これは私の手に余る質問で、正鵠を得た回答はできませんが、幾つかのコメントを申し上げたいと思います。
円高で製造業その他が海外に拠点を移管した場合、国内で従事していた人達は失業するのでしょう。GDPに対する輸出の割合が10%だそうですが、それが殆どゼロになったら、失業者はどの程度増加しそうですか?
【輸出のGDP比率が低いからといって経済に与える影響が小さいということにはならない】
輸出の増減が国民所得に与える影響の大きさを示すものとして外国貿易乗数というものがあります。

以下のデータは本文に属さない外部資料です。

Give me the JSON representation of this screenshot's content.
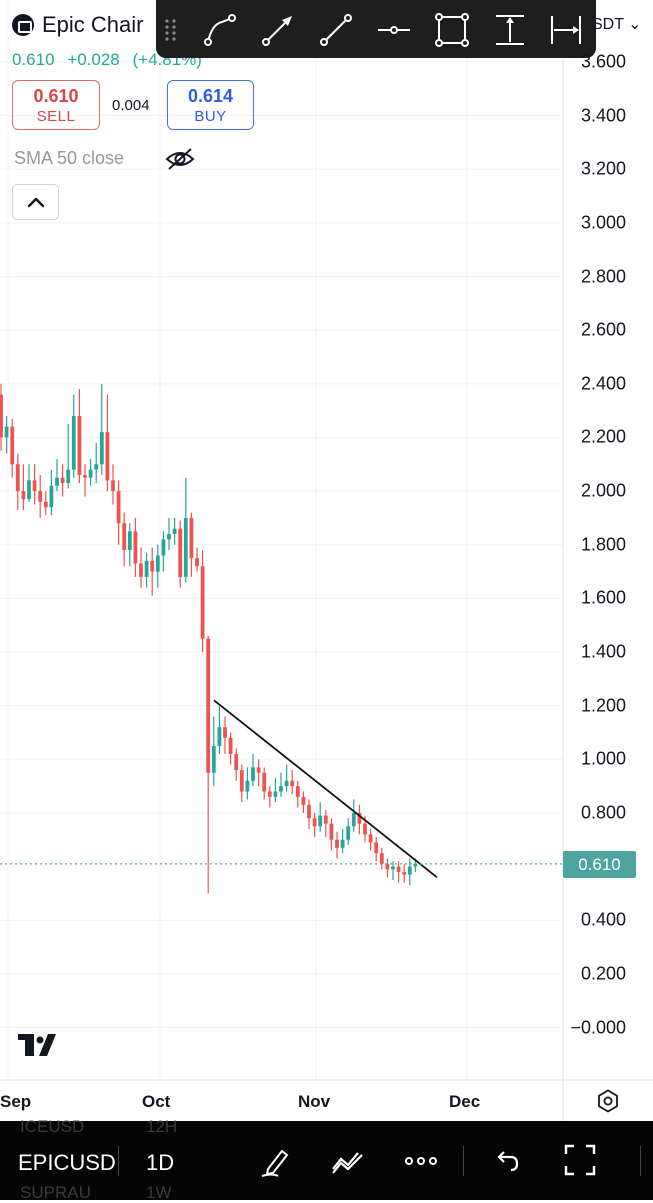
{
  "header": {
    "title": "Epic Chair",
    "last_price": "0.610",
    "change": "+0.028",
    "change_percent": "(+4.81%)",
    "sell_price": "0.610",
    "sell_label": "SELL",
    "spread": "0.004",
    "buy_price": "0.614",
    "buy_label": "BUY",
    "indicator_label": "SMA 50 close"
  },
  "toolbar": {
    "tools": [
      "trend-line-icon",
      "arrow-line-icon",
      "ray-line-icon",
      "horizontal-line-icon",
      "rectangle-icon",
      "vertical-range-icon",
      "horizontal-range-icon"
    ]
  },
  "symbol_chip": "SDT",
  "price_axis": {
    "labels": [
      "3.600",
      "3.400",
      "3.200",
      "3.000",
      "2.800",
      "2.600",
      "2.400",
      "2.200",
      "2.000",
      "1.800",
      "1.600",
      "1.400",
      "1.200",
      "1.000",
      "0.800",
      "0.400",
      "0.200",
      "−0.000"
    ],
    "current_price_tag": "0.610"
  },
  "time_axis": {
    "labels": [
      "Sep",
      "Oct",
      "Nov",
      "Dec"
    ]
  },
  "bottom_bar": {
    "symbol": "EPICUSD",
    "resolution": "1D",
    "ghost_symbol_above": "ICEUSD",
    "ghost_resolution_above": "12H",
    "ghost_symbol_below": "SUPRAU",
    "ghost_resolution_below": "1W"
  },
  "colors": {
    "up": "#26a69a",
    "down": "#ef5350",
    "price_tag": "#4fa59b",
    "sell": "#d94646",
    "buy": "#2f5cd9"
  },
  "chart_data": {
    "type": "candlestick",
    "ylim": [
      -0.1,
      3.7
    ],
    "x_ticks": [
      "Sep",
      "Oct",
      "Nov",
      "Dec"
    ],
    "candles": [
      [
        2.36,
        2.2,
        2.4,
        2.15
      ],
      [
        2.2,
        2.24,
        2.28,
        2.14
      ],
      [
        2.24,
        2.1,
        2.27,
        2.05
      ],
      [
        2.1,
        2.0,
        2.14,
        1.93
      ],
      [
        2.0,
        1.97,
        2.1,
        1.93
      ],
      [
        1.97,
        2.04,
        2.1,
        1.96
      ],
      [
        2.04,
        2.0,
        2.1,
        1.95
      ],
      [
        2.0,
        1.96,
        2.06,
        1.9
      ],
      [
        1.96,
        1.94,
        2.0,
        1.91
      ],
      [
        1.94,
        2.02,
        2.08,
        1.91
      ],
      [
        2.02,
        2.05,
        2.12,
        2.0
      ],
      [
        2.05,
        2.03,
        2.1,
        1.98
      ],
      [
        2.03,
        2.08,
        2.25,
        2.01
      ],
      [
        2.08,
        2.28,
        2.36,
        2.05
      ],
      [
        2.28,
        2.06,
        2.38,
        2.03
      ],
      [
        2.06,
        2.05,
        2.1,
        1.98
      ],
      [
        2.05,
        2.08,
        2.12,
        2.02
      ],
      [
        2.08,
        2.1,
        2.18,
        2.03
      ],
      [
        2.1,
        2.22,
        2.4,
        2.06
      ],
      [
        2.22,
        2.04,
        2.36,
        2.0
      ],
      [
        2.04,
        2.0,
        2.1,
        1.95
      ],
      [
        2.0,
        1.88,
        2.04,
        1.8
      ],
      [
        1.88,
        1.78,
        1.92,
        1.72
      ],
      [
        1.78,
        1.85,
        1.88,
        1.72
      ],
      [
        1.85,
        1.73,
        1.9,
        1.68
      ],
      [
        1.73,
        1.68,
        1.79,
        1.64
      ],
      [
        1.68,
        1.74,
        1.77,
        1.64
      ],
      [
        1.74,
        1.7,
        1.79,
        1.61
      ],
      [
        1.7,
        1.76,
        1.8,
        1.64
      ],
      [
        1.76,
        1.82,
        1.85,
        1.7
      ],
      [
        1.82,
        1.84,
        1.9,
        1.78
      ],
      [
        1.84,
        1.86,
        1.9,
        1.8
      ],
      [
        1.86,
        1.68,
        1.89,
        1.64
      ],
      [
        1.68,
        1.9,
        2.05,
        1.66
      ],
      [
        1.9,
        1.75,
        1.92,
        1.68
      ],
      [
        1.75,
        1.72,
        1.79,
        1.7
      ],
      [
        1.72,
        1.45,
        1.78,
        1.4
      ],
      [
        1.45,
        0.95,
        1.46,
        0.5
      ],
      [
        0.95,
        1.05,
        1.16,
        0.9
      ],
      [
        1.05,
        1.12,
        1.2,
        1.02
      ],
      [
        1.12,
        1.08,
        1.16,
        1.02
      ],
      [
        1.08,
        1.02,
        1.1,
        0.98
      ],
      [
        1.02,
        0.96,
        1.04,
        0.92
      ],
      [
        0.96,
        0.88,
        0.98,
        0.84
      ],
      [
        0.88,
        0.92,
        0.97,
        0.85
      ],
      [
        0.92,
        0.97,
        1.02,
        0.9
      ],
      [
        0.97,
        0.95,
        1.0,
        0.9
      ],
      [
        0.95,
        0.88,
        0.97,
        0.85
      ],
      [
        0.88,
        0.86,
        0.9,
        0.82
      ],
      [
        0.86,
        0.88,
        0.93,
        0.84
      ],
      [
        0.88,
        0.9,
        0.95,
        0.86
      ],
      [
        0.9,
        0.92,
        0.98,
        0.88
      ],
      [
        0.92,
        0.9,
        0.96,
        0.87
      ],
      [
        0.9,
        0.86,
        0.92,
        0.82
      ],
      [
        0.86,
        0.83,
        0.88,
        0.8
      ],
      [
        0.83,
        0.78,
        0.85,
        0.74
      ],
      [
        0.78,
        0.75,
        0.8,
        0.71
      ],
      [
        0.75,
        0.79,
        0.84,
        0.73
      ],
      [
        0.79,
        0.76,
        0.81,
        0.71
      ],
      [
        0.76,
        0.7,
        0.78,
        0.66
      ],
      [
        0.7,
        0.67,
        0.73,
        0.63
      ],
      [
        0.67,
        0.7,
        0.74,
        0.65
      ],
      [
        0.7,
        0.75,
        0.78,
        0.68
      ],
      [
        0.75,
        0.8,
        0.85,
        0.73
      ],
      [
        0.8,
        0.76,
        0.83,
        0.72
      ],
      [
        0.76,
        0.72,
        0.79,
        0.69
      ],
      [
        0.72,
        0.69,
        0.74,
        0.66
      ],
      [
        0.69,
        0.65,
        0.71,
        0.62
      ],
      [
        0.65,
        0.61,
        0.67,
        0.59
      ],
      [
        0.61,
        0.59,
        0.63,
        0.56
      ],
      [
        0.59,
        0.6,
        0.62,
        0.55
      ],
      [
        0.6,
        0.58,
        0.62,
        0.54
      ],
      [
        0.58,
        0.57,
        0.61,
        0.54
      ],
      [
        0.57,
        0.6,
        0.63,
        0.53
      ],
      [
        0.6,
        0.61,
        0.63,
        0.58
      ]
    ],
    "trendline": {
      "from_price": 1.22,
      "to_price": 0.56
    },
    "current_price": 0.61
  }
}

外国貿易乗数=1/(1-限界消費性向+限界輸入性向)
日本は輸入依存度が低い(GDPに対する輸入の比率は9.7%)ので、限界輸入性向は低く、貿易乗数は高くなります。これは日本は部品の国内調達比率が高いことによります。つまり自動車メーカーに、1次、2次、2次・・と下請けが付いている状態ですね。また下世話にいうと、トヨタさんの輸出が落ちると名古屋の飲み屋さんの売上が落ちるというのも乗数効果です。
従ってもし円高で製造業等が海外に拠点を移すとしたら、失業はその企業や下請企業に起きるだけでなく、飲食業等内需にも起きます。ただしどの位の失業が発生するかは分かりません。
【円高でなくても企業は海外に軸足を移す】
日本貿易振興機構のアンケート調査によると、大企業の3割は円高対策として「海外の稼働率を上げる」と答えています。一方内閣府の「企業行動に対するアンケート調査」で企業の海外進出の理由を聞くと全産業・製造業とも「進出先やその近隣先の需要拡大が見込まれる」ことを第一の理由にあげて、円高に対応すると思われる「コストが安い」を凌駕しています。

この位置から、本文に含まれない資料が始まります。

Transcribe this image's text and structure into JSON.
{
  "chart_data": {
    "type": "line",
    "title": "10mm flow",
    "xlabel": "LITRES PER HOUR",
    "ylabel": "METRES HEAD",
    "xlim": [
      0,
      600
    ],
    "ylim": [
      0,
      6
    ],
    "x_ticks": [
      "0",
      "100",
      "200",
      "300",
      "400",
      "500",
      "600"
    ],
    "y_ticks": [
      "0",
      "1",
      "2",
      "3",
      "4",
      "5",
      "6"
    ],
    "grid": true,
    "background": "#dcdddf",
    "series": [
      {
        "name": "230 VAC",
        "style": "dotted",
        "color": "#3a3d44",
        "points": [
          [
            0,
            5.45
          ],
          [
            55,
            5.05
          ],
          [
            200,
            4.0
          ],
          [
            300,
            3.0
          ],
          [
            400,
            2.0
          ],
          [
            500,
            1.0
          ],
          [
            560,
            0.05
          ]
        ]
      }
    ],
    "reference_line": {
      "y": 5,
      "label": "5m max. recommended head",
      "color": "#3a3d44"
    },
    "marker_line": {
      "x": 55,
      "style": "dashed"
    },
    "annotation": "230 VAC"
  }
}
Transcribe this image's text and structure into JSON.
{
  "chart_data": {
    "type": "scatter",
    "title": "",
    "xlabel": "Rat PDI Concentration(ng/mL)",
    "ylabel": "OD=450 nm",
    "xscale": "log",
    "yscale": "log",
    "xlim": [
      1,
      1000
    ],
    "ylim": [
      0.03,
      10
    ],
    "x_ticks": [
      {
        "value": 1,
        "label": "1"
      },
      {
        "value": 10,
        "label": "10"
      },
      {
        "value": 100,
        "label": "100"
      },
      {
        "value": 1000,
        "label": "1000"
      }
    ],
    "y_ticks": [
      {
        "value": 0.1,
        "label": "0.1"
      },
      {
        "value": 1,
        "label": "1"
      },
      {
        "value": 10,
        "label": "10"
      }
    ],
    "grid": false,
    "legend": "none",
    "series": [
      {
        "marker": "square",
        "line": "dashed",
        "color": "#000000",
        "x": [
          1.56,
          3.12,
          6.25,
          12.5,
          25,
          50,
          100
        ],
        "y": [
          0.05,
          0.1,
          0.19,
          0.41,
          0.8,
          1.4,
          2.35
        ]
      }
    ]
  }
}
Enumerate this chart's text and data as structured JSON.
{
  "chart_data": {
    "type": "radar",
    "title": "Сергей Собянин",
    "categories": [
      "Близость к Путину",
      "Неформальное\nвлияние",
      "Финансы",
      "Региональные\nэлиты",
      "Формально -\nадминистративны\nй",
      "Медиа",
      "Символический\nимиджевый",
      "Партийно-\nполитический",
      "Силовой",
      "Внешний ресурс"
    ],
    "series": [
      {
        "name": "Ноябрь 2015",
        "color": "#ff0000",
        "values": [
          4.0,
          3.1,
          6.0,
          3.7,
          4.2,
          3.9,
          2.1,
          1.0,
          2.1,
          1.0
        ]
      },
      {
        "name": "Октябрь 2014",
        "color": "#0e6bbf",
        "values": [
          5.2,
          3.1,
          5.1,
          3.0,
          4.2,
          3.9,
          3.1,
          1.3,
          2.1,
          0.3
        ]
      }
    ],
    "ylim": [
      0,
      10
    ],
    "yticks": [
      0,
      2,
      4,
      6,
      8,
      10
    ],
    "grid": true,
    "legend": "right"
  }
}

少子高齢化で人口の減少する国内市場に限界を感じる製造業・非製造業の海外進出は為替レートに関係なく進むと思われます。
ただし製造拠点は海外にシフトしても、研究開発部門は日本に残す企業が多いと思われますので、海外での企業活動が活発になると、国内の雇用も増え、海外シフトによる雇用のマイナス影響が緩和されると思われます。

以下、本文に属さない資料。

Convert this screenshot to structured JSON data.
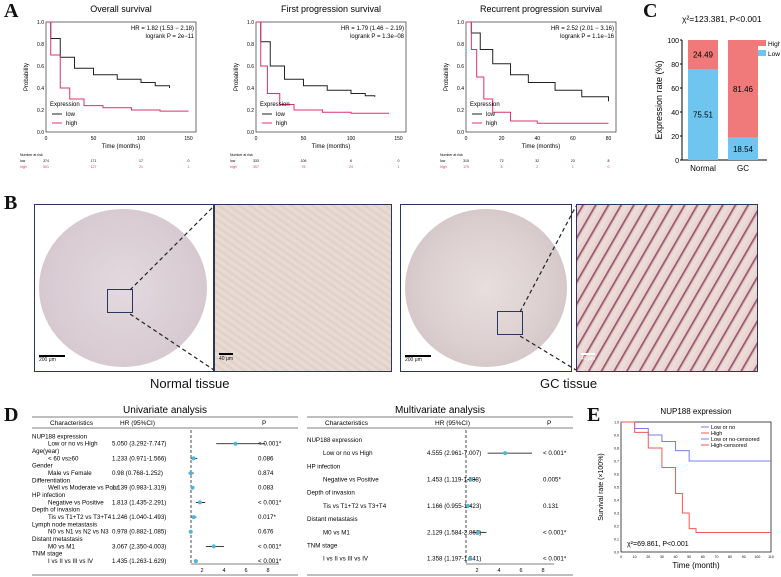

以上のように見てきますと、「日本の輸出比率がGDPの10%だから円高の影響は小さい」というのも極論であり、円高要因だけで日本企業の海外シフト(逆に言うと円安になれば国内に留まる)が起きると論じるのも極論に思われます。
しかし高齢化が進み民間消費支出の伸びが期待できない上、財政赤字で政府支出の拡大も望めない日本にとってGDPを伸ばすには、輸出を増やすしかありません。
実力以上(何が実力か?という難問はあるのですが)の円高が持続することは、国の将来にとって困ったものだと私は考えています。